Well, it looks like I've finally arrived as a blogger. I have my first "hater."
I'm really trying to have a sense of humor about this, but the fact is, I am so shocked and honestly, really hurt.
As I was obsessively checking my stats and comments- which I do frequently, I noticed one of my high traffic sources was from a website called "Get Off My Internets." Curious, I clicked the link.
Much to my horror, I found that someone in cyberspace had written a comment about my blog under the "'Nobody' Blogs that Annoy You" category. I really shouldn't have read it seeing as it already sucked to be labeled a "nobody" as well as "annoying." But I did. Here's what my hater had to say:
I literally felt sick to my stomach reading this. You know, sticks and stones and all that stuff.
But I'm posting because I'm hoping to address some of these apparent contradictions. I'm a work in progress, for sure, but it sucks to be called out like this rather than approached directly.
So to "myname," here's what I've got to say for myself:
1. I do not consider myself a religious person. But I do believe in the example of Jesus and I do want to model Him in my life. You're right- acting like a drunken ass is not glorifying Him in any sense. Which is why I have committed to giving up drinking which I talked about here.
|This is a much more accurate depiction of my life: |
no makeup and jammies with my lazy butt on the couch.
If it looks like I'm posting a lot of pictures of drunken escapades it's simply because I'm not as prone to take pictures during my evenings when I'm home by myself. Watching back-to-back reruns of L.A. Ink doesn't exactly make for riveting blog material. My husband and I generally have a "party hardy" night with our friends about once a month. During these times, you can bet your bottom dollar I'm going to document my wee little social life. So I'm sorry if I led you to the impression that I'm some kind of party girl. I'm not. I'm also not a perfect disciple of Jesus Christ. But I'm working on it.

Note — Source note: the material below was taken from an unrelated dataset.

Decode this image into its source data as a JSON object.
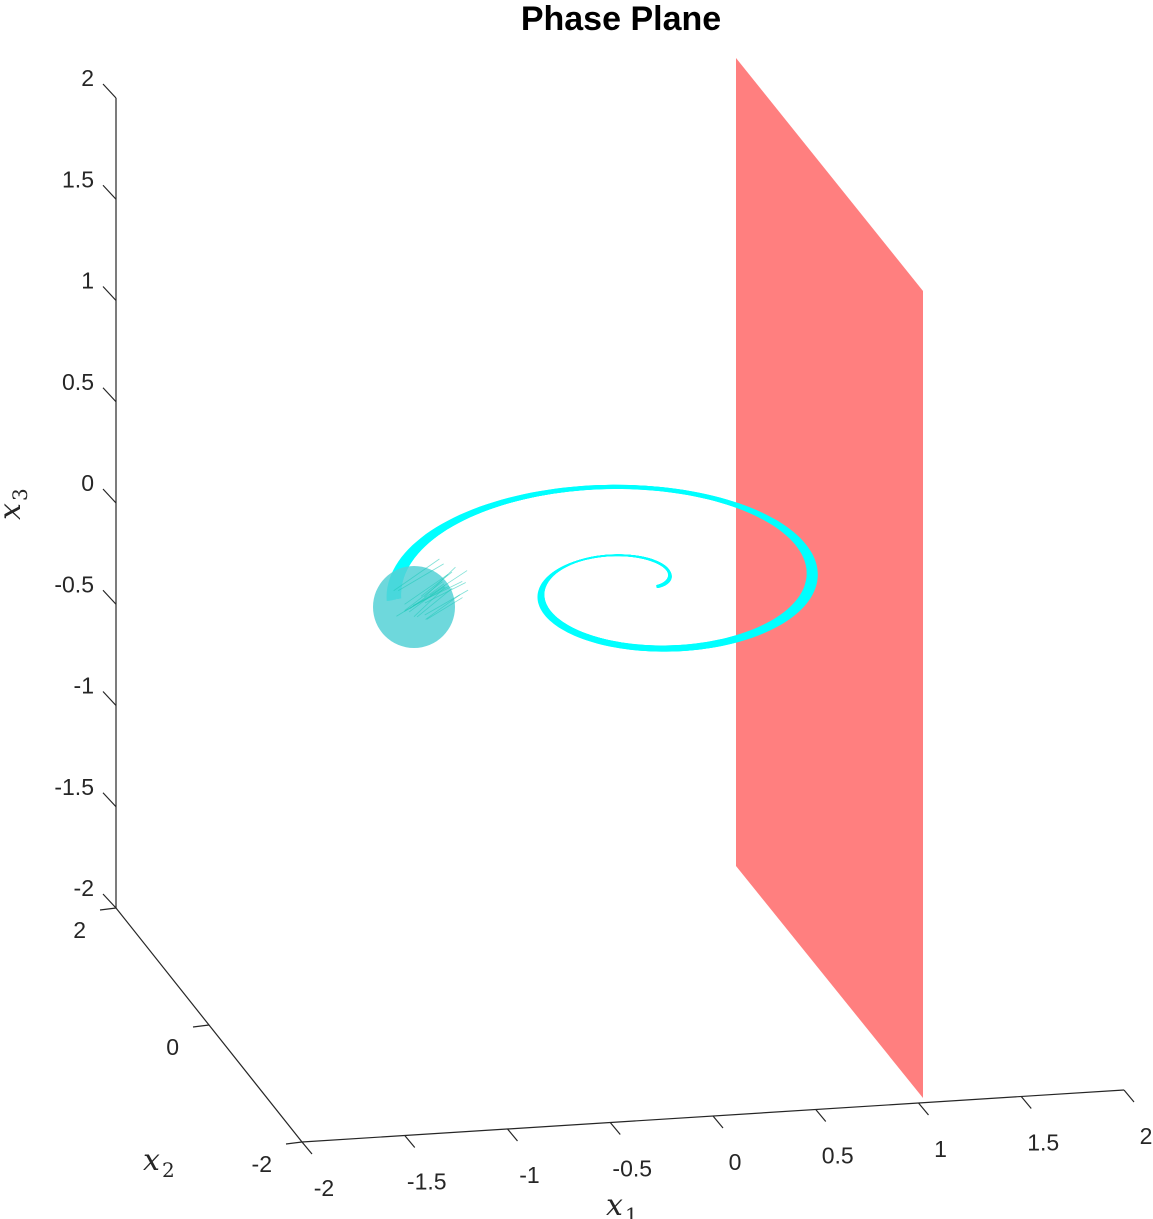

2. A few years ago I probably would have been as equally nauseated by someone publishing a "16 Months as Mrs." post. I had been abused by a man who was supposed to be a father figure and had come to the conclusion that I was entirely unworthy of love. Every guy I met seemed to reinforce that idea and I had completely accepted the fact that I would never marry, let alone love a man. So imagine my surprise when I fell madly in love with a genuinely kind, gentle and good man. Yes, my bi-monthly marriage updates may seem a little obnoxious. But I'm not apologetic. I found the love of my life and am the happiest I have ever been. Even better, I finally feel like I deserve to be happy. Since my blog is a reflection of my life, I am sure as hell going to document my wonderful marriage.
3. I honestly didn't realize I talked about how "poor" I am so frequently. It hasn't been my aim to whine about my financial state. Rather, I recognize that a lot of people my age are going through the similar burden of graduating college with inordinate amounts of student loan debt. Money is a taboo topic of conversation and isn't talked about as much as I think it should be. It is my hope that by sharing our journey in paying off our debt and in general, figuring out how to responsibly handle our money that maybe, just maybe I might be able to be of some encouragement to someone in similar standing.
I realize I shouldn't give your hurtful comments more attention than they deserve, but because I felt I deserved an opportunity to defend myself against your anonymous words and because there is a small part of me that worries that your views might be shared by more than just yourself- here you go. I'm sad that you no longer enjoy reading my blog. But this is me, take it or leave it.